In other words, specific money designated for a specific project at a specific place by a specific lawmaker.
But here’s where it gets tricky.
Earmarks pale in comparison when it comes to actual federal spending. Some earmarks in 2007 cost as little as tens of thousands of dollars. That’s nothing when compared to trillions spent on federal entitlements like Medicare, Medicaid and Social Security.
The public loves to have federal money go toward projects in their home states and districts. Money for museums. Bridges. Roadways. Dams. Locks. Levies. Research centers at universities. New equipment for police departments. But you’re liable to get an earful if you ask voters if they like earmarks.
Voters turned against lawmakers and earmarks from 2005 to 2008. They didn’t like how House GOP leaders often larded up legislation with earmarks to persuade reluctant lawmakers to support bills they otherwise opposed.
So-called “good government” groups interpreted those efforts as bribes. Scandals erupted about the “Bridge to Nowhere” in Alaska. “Coconut Road” in Florida. There were questions about then-House Speaker Dennis Hastert, R-Ill., buying land near his farm in Illinois — followed by $207 million in earmarks to extend a highway close to Hastert’s land.
Sen. John McCain, R-Ariz., lit up then-Sen. Hillary Clinton, D-N.Y., for an earmark to help construct a museum near Max Yasgur’s farm in upstate New York to commemorate Woodstock.
“I’m sure it was a cultural and pharmaceutical event,” McCain said.
Authorities probed influence peddling involving numerous lawmakers. Several former lawmakers were put on trial or did jail time. Democrats focused their campaign efforts on what voters interpreted as a “culture of corruption” in Washington.
But veteran members of both parties argue there is merit in limited earmarks. The 2016 plan from Culberson would allow earmarks for federal, state and local governments and would originate in subcommittees.
Crafting earmarks at the subcommittee level would grant them proper vetting by members and staff as a bill moves to the floor. Earmarks wouldn’t just appear magically at the end as an afterthought — and perhaps an effort to coax a lawmaker to vote yes on a bill they otherwise opposed. Rooney’s 2016 effort would allow earmarks for Army Corps of Engineers projects.
It’s easy for the public to lampoon earmarks like the $500,000 National Science Foundation study on crustacean mobility. It involved putting shrimp on treadmills. The same with money for a teapot museum in North Carolina.

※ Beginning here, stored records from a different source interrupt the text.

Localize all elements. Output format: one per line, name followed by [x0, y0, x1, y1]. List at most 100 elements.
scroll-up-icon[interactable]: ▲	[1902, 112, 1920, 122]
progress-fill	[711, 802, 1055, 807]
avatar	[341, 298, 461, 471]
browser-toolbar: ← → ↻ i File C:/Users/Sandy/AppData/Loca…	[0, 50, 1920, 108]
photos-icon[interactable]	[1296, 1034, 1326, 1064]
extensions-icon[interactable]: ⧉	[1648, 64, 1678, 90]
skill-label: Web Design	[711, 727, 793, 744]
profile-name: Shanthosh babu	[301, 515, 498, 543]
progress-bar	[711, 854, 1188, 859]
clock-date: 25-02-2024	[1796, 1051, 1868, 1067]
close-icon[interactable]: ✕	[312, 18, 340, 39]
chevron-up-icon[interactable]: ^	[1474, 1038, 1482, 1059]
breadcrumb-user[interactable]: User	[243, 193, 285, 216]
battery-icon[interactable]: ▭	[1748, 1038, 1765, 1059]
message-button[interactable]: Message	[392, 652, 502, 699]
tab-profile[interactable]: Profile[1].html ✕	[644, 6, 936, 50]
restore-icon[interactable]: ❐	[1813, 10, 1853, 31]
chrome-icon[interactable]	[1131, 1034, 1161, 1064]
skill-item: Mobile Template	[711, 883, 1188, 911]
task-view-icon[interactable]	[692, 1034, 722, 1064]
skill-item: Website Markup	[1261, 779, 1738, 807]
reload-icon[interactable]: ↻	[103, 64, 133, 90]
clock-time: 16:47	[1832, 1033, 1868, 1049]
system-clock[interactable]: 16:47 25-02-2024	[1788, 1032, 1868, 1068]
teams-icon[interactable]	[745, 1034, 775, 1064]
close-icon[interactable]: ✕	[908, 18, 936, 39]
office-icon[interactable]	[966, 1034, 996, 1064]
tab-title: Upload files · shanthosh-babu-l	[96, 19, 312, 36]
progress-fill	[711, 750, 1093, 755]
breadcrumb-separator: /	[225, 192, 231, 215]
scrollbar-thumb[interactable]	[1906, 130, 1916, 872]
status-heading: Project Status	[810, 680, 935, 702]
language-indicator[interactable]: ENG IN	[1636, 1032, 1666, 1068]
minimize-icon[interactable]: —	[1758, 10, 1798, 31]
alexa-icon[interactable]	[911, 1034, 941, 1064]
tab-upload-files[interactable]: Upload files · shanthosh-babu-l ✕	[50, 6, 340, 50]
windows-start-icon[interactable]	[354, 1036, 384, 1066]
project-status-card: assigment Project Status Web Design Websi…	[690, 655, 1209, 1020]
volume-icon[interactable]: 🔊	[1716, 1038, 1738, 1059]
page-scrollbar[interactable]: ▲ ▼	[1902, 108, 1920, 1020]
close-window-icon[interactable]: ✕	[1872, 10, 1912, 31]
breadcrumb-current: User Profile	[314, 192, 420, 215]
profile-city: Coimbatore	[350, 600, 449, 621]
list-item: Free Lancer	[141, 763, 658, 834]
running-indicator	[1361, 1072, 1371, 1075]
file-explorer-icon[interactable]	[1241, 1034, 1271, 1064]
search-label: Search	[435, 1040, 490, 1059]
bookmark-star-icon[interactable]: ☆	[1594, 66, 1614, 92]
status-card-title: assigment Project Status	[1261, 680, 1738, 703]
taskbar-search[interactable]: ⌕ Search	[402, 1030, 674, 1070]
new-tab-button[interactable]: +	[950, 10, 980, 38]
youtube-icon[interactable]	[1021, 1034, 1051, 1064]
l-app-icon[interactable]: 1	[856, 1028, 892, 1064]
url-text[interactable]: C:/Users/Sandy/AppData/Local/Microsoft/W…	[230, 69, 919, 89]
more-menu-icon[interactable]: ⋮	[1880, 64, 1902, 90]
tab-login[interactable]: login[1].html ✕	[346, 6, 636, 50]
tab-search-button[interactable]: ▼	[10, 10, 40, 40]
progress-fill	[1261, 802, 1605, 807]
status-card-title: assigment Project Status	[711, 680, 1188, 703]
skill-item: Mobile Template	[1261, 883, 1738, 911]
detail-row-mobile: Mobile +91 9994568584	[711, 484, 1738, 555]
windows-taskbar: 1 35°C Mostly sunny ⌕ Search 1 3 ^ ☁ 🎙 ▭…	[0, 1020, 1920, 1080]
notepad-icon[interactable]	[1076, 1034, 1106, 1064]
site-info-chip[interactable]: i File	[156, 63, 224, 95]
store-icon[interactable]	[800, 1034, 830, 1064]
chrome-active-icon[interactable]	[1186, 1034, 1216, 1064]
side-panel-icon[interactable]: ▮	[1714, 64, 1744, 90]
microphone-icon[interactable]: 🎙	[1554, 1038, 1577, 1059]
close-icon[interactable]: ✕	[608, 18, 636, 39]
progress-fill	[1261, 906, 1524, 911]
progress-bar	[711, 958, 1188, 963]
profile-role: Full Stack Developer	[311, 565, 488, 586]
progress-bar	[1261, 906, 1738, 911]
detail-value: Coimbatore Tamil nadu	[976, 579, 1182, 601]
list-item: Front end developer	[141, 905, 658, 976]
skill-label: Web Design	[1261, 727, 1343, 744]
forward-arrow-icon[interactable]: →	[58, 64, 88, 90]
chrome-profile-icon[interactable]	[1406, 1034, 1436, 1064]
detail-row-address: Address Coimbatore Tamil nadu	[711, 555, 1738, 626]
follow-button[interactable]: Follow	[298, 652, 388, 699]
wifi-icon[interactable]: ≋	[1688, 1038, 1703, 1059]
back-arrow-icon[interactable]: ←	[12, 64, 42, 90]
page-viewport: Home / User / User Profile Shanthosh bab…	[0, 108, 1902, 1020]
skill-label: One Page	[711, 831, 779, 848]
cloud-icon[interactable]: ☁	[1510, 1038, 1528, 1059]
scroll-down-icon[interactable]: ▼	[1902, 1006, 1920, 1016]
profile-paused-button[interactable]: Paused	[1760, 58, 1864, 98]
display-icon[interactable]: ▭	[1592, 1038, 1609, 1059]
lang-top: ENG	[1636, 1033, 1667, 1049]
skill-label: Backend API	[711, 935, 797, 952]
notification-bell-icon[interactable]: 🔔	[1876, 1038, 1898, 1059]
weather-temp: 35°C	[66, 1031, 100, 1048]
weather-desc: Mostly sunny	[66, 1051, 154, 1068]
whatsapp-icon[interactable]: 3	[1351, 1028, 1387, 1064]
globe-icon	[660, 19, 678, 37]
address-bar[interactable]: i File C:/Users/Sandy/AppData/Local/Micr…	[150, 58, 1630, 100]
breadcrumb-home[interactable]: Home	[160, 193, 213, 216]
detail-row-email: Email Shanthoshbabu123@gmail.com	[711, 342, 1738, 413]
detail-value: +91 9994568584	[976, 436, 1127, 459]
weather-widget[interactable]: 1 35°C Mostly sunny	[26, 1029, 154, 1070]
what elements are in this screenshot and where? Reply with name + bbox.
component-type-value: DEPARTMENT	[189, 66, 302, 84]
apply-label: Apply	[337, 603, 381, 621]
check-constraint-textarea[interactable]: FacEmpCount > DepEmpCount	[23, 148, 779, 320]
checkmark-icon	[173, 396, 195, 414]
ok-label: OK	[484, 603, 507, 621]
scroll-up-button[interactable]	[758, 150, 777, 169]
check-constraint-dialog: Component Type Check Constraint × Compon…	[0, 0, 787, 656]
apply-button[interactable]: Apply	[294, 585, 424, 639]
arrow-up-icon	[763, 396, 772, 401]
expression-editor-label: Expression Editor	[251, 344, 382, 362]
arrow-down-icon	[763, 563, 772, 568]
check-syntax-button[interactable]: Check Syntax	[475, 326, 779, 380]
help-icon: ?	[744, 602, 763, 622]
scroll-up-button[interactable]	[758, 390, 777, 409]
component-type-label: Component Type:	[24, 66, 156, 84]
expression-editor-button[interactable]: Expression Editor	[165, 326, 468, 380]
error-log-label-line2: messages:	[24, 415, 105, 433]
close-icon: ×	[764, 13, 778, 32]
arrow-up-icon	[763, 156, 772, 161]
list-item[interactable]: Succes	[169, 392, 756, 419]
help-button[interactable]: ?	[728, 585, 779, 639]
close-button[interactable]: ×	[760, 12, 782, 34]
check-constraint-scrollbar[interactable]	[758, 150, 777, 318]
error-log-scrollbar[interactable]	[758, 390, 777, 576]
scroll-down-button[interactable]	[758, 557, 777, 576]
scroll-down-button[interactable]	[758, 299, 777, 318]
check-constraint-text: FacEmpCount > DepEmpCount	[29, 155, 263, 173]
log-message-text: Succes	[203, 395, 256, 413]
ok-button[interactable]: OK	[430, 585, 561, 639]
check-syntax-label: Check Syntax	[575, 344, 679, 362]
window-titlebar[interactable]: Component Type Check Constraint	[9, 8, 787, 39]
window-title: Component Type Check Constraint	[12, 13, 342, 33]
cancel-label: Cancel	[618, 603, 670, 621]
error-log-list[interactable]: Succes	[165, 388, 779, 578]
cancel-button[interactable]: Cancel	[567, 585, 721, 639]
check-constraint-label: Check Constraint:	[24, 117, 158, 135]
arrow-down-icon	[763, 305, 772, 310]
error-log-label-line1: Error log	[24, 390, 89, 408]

But here’s the conundrum in the upcoming earmark debate: what some constituents and lawmakers view as crucial is seen by others as a boondoggle.
The Constitution clearly asserts it’s up to Congress to direct federal spending. That lack of focus means unnamed federal bureaucrats at agencies decide how to spend taxpayer dollars instead of elected representatives.
Ask voters if they want invisible bureaucrats calling the shots — or their members of Congress.
It’s unclear if lawmakers will get anywhere with earmarks this time or forge a consensus on bringing them back. The “drain the swamp” mantra still resonates. That phrase rhymes with the Democrats’ 2006 “culture of corruption” slogan. And that’s why “earmark” could remain a dirty word in Washington.